Critiques

Light Conductor

Sequence One

  • Constellation Records
  • 2019
  • 39 minutes
7,5

« Une soupe cosmique. » C’est ainsi que le label montréalais Constellation décrit le nouveau projet de Jace Lasek (The Besnard Lakes) et de Stephen Ramsey (Young Galaxy). Réunis sous le nom de Light Conductor, ils nous arrivent avec un premier album intitulé Sequence One, une œuvre contemplative qui combine adroitement la musique ambiante, l’expérimentation électronique et le space-rock.

S’il y a un mot pour décrire la musique de Light Conductor, c’est la patience. En effet, Lasek et Ramsey prennent tout leur temps pour développer des pièces qui se caractérisent par des structures très simples et volontairement répétitives. Les deux musiciens se connaissent très bien et s’amusent depuis quelques années à créer des « improvisations lentes » en utilisant des synthétiseurs modulaires.

La première face du disque est composée de deux pièces qui, en réalité, n’en forment qu’une seule. D’une durée de plus de onze minutes, A Bright Resemblance est basée sur une mélodie de six notes répétée en boucle. Le rythme est lent, avec de subtiles variations de textures : ici une basse pour asseoir la pulsation, ici un thérémine qu’on dirait sorti d’un vieux film de science-fiction. L’ensemble peut rappeler un groupe comme Tangerine Dream, mais aussi la musique minimaliste dans la tradition de Steve Reich, Terry Riley, La Monte Young ou alors Philip Glass.

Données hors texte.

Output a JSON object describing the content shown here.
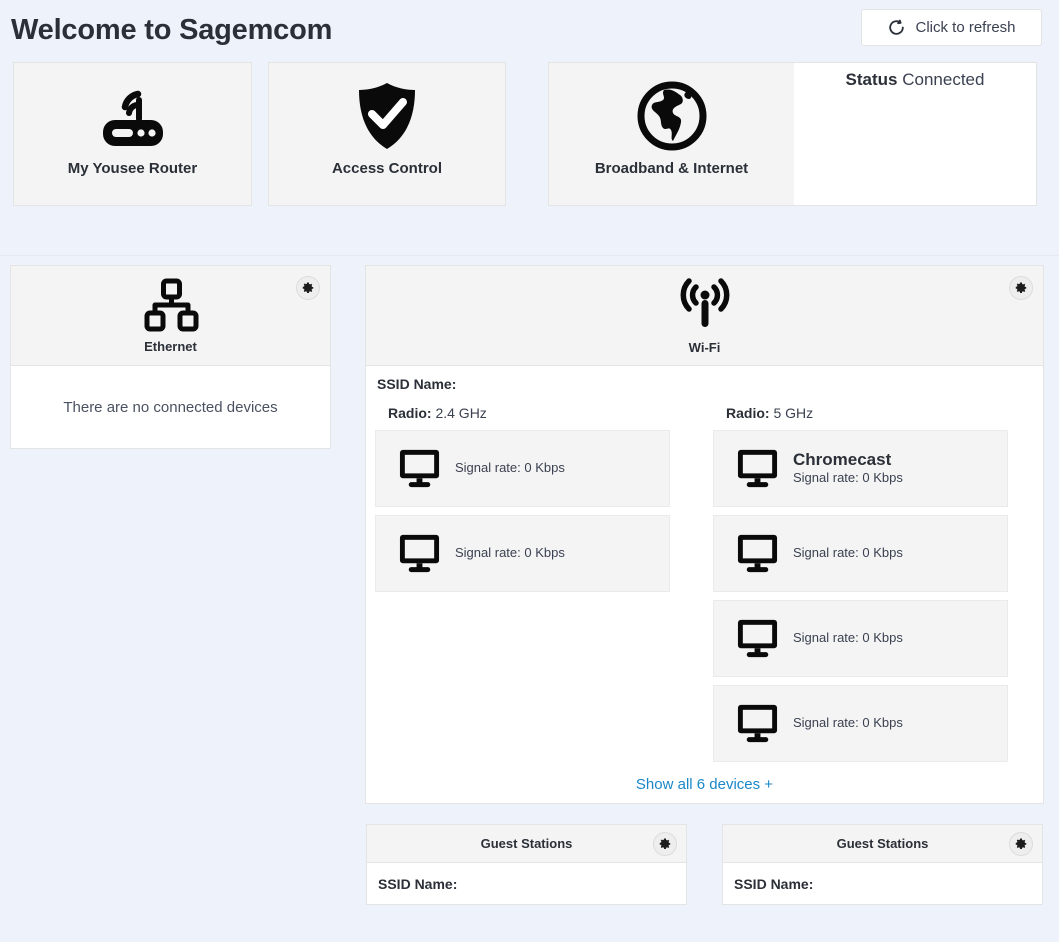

La pièce s’enchaîne avec Chapel of the Snows, elle aussi construite selon le même motif de six notes mais qui se désagrège en un long bourdon (drone). De ce bruit blanc émergent finalement des notes vers la fin du morceau, avec des sonorités de synthétiseurs qui ressemblent presque à des violons. La musique s’éteint comme elle a commencé au début du disque, doucement et sans qu’il n’y ait eu vraiment de pic d’intensité. L’important ici n’est pas la destination, mais le voyage.

La face B s’ouvre sur la pièce la plus monocorde de l’album, intitulée Far from the Warming Sun, qui s’articule autour d’une lente pulsation électronique. L’absence de mélodie ou d’harmonie crée forcément une impression de vide, même si on se doute bien que c’était là l’effet recherché par Lasek et Ramsey. N’empêche, sur une durée de plus de dix minutes, le tout s’avère parfois un peu trop statique.

Les deux dernières pièces de l’album forment elles aussi une sorte de diptyque. When the Robot Hits the Water marque un changement de tempo vers une pulsation plus rapide, avec des effets électroniques à la On the Run de Pink Floyd. Mais on pense surtout au travail de Boards of Canada, pour le côté très rétro de ce mélange entre électronique et psychédélique. Et ce n’est sans doute pas un hasard. Tout comme le duo écossais, Lasek est un partisan de la bonne vieille technologie analogue dans son travail de réalisateur et Sequence One, enregistré au studio Breakglass, témoigne de cette quête d’une sonorité imparfaite, comme altérée par le temps.

L’album atteint son point culminant sur la pièce éponyme Light Conductor, le seul titre qui évoque de loin l’univers sonore des Besnard Lakes. C’est dû entre autres à l’entrée en scène d’une guitare électrique mais aussi à la présence de la voix de Catherine McCandless, la femme de Ramsey et sa partenaire dans Young Galaxy. On comprend alors que Sequence One doit être perçu comme un tout, avec cette lente progression nous menant jusqu’à cette finale krautrock explosive.

Sequence One est un album un peu déroutant pour quiconque s’attend à retrouver quelque chose qui s’apparenterait de près ou de loin au psych-rock teinté de shoegaze des Besnard Lakes ou (encore moins) à la dream pop de Young Galaxy. Mais il s’agit d’une œuvre cohérente, un peu en-dehors de son époque, qui s’apprécie davantage avec une paire d’écouteurs ou plongé dans une obscurité complète.